Em meio à crise institucional gerada pelo caso Banco Master, o presidente do STF, Edson Fachin, tomou neste sábado uma decisão que merece ser destacada não pelo seu ineditismo espetacular, mas justamente pelo contrário: pela sobriedade técnica com que enfrentou uma pressão política evidente.
Ao negar o pedido de Alexandre de Moraes para julgar, em conjunto e na mesma sessão, as denúncias contra ele próprio e contra o ministro André Mendonça, Fachin fez algo que parece cada vez mais raro em Brasília: aplicar o rito processual mesmo quando isso desagrada quem tem poder para incomodar.
O pedido de Moraes não era trivial. Ele solicitou explicitamente que sua própria investigação — baseada em mais de 50 mensagens trocadas com o banqueiro Daniel Vorcaro, apontadas pela Polícia Federal como possível fundamento para apuração de conduta — fosse analisada na mesma sessão em que se discutiria a atuação de Mendonça, relator do caso Master. A justificativa apresentada, o "risco de decisões contraditórias", soa razoável em tese, mas na prática funcionava como uma tentativa de diluir o foco processual sobre si mesmo, atrelando seu caso a outro processo, colocando-se lado a lado com quem investiga.
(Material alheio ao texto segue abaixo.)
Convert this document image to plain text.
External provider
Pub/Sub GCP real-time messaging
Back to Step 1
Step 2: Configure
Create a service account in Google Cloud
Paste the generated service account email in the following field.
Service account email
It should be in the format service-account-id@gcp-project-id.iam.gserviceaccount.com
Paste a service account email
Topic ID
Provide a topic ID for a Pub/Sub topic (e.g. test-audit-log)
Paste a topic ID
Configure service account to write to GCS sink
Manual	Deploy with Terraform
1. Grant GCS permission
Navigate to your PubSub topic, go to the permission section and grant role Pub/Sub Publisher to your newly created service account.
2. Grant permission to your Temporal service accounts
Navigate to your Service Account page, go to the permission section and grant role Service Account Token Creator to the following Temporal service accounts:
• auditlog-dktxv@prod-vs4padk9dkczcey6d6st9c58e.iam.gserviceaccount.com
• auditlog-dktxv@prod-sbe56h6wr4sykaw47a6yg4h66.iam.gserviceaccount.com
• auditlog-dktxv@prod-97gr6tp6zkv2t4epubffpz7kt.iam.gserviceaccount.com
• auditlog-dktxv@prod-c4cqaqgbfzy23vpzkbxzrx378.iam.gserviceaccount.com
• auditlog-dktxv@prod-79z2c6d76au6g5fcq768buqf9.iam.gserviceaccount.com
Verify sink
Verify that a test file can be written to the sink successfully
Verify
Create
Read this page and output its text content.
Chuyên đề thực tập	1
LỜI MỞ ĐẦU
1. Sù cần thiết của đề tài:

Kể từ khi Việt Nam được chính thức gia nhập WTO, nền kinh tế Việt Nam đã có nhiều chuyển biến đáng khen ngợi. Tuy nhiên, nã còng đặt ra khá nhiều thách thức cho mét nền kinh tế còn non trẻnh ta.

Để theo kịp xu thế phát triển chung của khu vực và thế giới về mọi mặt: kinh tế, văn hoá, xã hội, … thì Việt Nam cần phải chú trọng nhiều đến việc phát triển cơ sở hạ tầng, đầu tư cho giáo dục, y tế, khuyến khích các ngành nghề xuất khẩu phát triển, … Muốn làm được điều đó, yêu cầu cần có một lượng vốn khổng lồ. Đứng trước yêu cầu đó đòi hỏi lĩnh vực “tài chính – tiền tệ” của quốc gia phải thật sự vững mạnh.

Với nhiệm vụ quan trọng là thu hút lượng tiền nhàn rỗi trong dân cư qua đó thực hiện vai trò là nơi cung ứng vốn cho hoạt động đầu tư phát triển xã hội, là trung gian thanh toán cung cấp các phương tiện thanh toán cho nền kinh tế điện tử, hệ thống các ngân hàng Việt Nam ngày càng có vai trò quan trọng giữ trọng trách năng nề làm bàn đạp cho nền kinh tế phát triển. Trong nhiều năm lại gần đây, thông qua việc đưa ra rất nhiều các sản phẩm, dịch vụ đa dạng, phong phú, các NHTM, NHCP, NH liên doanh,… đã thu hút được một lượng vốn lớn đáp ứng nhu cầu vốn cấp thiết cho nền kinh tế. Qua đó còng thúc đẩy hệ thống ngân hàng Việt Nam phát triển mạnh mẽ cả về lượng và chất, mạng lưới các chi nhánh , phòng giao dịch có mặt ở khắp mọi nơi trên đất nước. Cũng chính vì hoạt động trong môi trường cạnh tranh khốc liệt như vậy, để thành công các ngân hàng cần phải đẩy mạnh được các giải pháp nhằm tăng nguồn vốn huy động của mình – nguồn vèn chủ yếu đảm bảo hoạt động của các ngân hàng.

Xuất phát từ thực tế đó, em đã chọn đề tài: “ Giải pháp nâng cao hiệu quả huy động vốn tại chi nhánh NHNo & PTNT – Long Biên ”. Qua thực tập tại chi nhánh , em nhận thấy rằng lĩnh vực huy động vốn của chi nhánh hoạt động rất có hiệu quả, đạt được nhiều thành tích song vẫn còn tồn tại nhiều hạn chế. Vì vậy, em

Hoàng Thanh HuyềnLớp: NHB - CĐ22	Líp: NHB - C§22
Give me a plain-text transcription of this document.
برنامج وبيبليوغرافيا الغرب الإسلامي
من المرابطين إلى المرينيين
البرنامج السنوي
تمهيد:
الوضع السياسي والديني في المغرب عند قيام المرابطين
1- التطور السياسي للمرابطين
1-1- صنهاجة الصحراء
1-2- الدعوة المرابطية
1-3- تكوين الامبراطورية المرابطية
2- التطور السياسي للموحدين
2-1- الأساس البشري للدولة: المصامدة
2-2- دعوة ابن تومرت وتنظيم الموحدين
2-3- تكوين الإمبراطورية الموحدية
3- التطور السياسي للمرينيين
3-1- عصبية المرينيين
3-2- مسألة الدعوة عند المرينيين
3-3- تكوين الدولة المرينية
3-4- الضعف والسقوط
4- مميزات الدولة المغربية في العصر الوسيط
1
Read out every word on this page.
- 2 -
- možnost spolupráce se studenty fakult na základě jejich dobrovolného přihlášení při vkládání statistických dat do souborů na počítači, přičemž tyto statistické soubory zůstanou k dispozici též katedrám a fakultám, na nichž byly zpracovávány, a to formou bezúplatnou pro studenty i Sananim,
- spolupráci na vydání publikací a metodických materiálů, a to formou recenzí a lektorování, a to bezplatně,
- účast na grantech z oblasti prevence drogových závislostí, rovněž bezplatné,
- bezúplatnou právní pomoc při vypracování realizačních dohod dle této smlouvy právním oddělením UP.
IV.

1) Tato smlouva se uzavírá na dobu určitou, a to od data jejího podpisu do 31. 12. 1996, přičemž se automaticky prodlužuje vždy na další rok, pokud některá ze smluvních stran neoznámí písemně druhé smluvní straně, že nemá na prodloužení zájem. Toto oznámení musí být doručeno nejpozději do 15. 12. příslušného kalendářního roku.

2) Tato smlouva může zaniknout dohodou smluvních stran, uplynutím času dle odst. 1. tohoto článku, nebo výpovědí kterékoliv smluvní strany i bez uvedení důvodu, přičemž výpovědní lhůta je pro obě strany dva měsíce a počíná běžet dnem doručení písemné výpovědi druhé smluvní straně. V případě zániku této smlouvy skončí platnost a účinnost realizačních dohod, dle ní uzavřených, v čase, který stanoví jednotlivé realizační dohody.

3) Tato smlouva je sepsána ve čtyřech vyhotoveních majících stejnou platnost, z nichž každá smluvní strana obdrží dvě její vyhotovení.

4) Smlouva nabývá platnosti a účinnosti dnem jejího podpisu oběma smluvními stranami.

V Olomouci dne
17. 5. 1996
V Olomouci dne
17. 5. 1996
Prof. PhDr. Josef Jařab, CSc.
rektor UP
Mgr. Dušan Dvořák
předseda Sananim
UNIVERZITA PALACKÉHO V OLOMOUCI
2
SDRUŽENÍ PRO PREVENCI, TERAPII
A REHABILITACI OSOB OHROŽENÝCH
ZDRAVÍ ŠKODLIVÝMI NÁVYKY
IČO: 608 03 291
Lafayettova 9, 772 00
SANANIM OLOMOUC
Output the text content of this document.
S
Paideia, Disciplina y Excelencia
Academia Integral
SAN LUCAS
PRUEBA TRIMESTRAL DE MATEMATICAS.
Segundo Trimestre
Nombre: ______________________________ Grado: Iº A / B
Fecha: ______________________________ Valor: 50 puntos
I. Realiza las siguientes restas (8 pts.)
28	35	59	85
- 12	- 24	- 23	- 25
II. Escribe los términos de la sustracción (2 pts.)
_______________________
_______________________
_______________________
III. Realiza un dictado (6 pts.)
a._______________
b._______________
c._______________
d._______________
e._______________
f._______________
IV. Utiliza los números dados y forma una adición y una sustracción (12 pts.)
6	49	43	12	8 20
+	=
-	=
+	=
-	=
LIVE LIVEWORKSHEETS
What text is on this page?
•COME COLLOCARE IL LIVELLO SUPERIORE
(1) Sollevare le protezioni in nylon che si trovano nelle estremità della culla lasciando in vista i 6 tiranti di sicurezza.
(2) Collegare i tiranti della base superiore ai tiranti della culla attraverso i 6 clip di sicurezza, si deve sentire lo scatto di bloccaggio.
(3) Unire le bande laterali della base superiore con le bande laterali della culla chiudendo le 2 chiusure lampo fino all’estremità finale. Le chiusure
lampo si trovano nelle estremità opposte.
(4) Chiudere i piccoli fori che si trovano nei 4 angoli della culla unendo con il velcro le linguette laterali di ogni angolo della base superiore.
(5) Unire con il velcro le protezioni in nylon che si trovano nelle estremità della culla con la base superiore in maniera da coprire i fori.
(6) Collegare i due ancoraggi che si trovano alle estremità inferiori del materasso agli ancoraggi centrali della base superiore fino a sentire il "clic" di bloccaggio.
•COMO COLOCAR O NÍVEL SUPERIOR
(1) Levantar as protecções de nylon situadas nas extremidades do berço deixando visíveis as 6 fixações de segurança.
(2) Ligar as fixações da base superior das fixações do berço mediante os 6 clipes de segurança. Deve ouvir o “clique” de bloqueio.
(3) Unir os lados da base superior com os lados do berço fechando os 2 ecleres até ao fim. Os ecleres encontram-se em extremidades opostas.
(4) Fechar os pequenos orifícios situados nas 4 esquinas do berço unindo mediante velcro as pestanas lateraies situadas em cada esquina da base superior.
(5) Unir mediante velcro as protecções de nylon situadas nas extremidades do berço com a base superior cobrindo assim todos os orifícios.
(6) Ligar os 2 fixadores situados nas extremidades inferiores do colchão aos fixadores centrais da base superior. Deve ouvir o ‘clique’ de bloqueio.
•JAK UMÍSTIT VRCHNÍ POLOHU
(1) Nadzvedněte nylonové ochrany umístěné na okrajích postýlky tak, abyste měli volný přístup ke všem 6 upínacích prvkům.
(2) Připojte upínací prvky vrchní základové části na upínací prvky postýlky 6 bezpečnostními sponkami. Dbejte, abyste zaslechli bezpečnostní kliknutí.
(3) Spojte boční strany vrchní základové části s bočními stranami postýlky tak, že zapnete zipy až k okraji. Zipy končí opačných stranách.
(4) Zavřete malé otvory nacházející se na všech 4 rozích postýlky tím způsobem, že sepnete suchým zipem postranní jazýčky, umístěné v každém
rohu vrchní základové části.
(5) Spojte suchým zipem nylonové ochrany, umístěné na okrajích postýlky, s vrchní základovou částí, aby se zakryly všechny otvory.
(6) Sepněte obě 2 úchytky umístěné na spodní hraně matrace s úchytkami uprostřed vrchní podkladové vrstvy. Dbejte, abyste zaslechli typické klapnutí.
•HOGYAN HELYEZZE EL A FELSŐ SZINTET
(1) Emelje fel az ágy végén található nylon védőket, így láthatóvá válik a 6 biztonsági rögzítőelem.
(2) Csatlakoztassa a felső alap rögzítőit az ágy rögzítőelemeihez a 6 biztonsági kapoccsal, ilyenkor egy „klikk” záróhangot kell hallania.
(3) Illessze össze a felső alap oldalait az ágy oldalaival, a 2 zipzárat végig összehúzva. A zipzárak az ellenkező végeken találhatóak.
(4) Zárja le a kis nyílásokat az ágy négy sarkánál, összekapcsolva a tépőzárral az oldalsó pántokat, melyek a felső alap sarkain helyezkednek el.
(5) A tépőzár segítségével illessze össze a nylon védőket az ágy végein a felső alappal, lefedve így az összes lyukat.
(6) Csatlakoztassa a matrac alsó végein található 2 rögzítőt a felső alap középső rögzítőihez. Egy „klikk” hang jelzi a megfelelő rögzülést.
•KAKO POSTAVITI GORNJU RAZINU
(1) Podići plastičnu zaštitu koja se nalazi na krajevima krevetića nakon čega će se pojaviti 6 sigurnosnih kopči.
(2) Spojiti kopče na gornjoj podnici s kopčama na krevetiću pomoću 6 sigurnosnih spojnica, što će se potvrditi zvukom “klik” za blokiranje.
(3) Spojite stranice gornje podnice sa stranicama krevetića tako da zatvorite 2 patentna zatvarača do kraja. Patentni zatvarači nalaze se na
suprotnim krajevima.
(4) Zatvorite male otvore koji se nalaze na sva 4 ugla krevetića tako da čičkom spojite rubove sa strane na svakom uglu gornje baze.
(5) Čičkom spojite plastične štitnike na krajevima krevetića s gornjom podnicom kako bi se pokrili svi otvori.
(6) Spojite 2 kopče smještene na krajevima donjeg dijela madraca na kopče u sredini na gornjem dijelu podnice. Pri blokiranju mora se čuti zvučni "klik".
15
Fachin não caiu na armadilha. Sua resposta foi tecnicamente impecável: os processos estão em estágios distintos — o de Moraes já liberado para julgamento desde 6 de setembro, o de Mendonça ainda em fase de instrução, com prazo de manifestações que só se encerra depois da sessão marcada para terça-feira.
Julgar os dois juntos, portanto, significaria submeter ao plenário uma matéria incompleta, atropelando o próprio rito que garante legitimidade às decisões da Corte. Ao escrever que a Petição 16.662 "possui contornos e objetos bem delineados", Fachin não fez concessão a ninguém: aplicou o direito processual friamente, mesmo sabendo que isso manteria os holofotes exclusivamente sobre Moraes na sessão de terça-feira.
É importante lembrar o contexto: dias antes, o próprio Judiciário brasileiro vivera uma verdadeira "guerra de decisões" entre ministros, com onze despachos emitidos em 48 horas disputando o controle sobre o sigilo das investigações do caso Master. Nesse ambiente de tensão, ceder ao pedido de julgamento conjunto teria sido o caminho de menor resistência — uma forma de acomodar o colega mais poderoso da Corte, evitando o desconforto de uma sessão dedicada só a ele. Fachin escolheu o caminho mais difícil, e por isso mais correto.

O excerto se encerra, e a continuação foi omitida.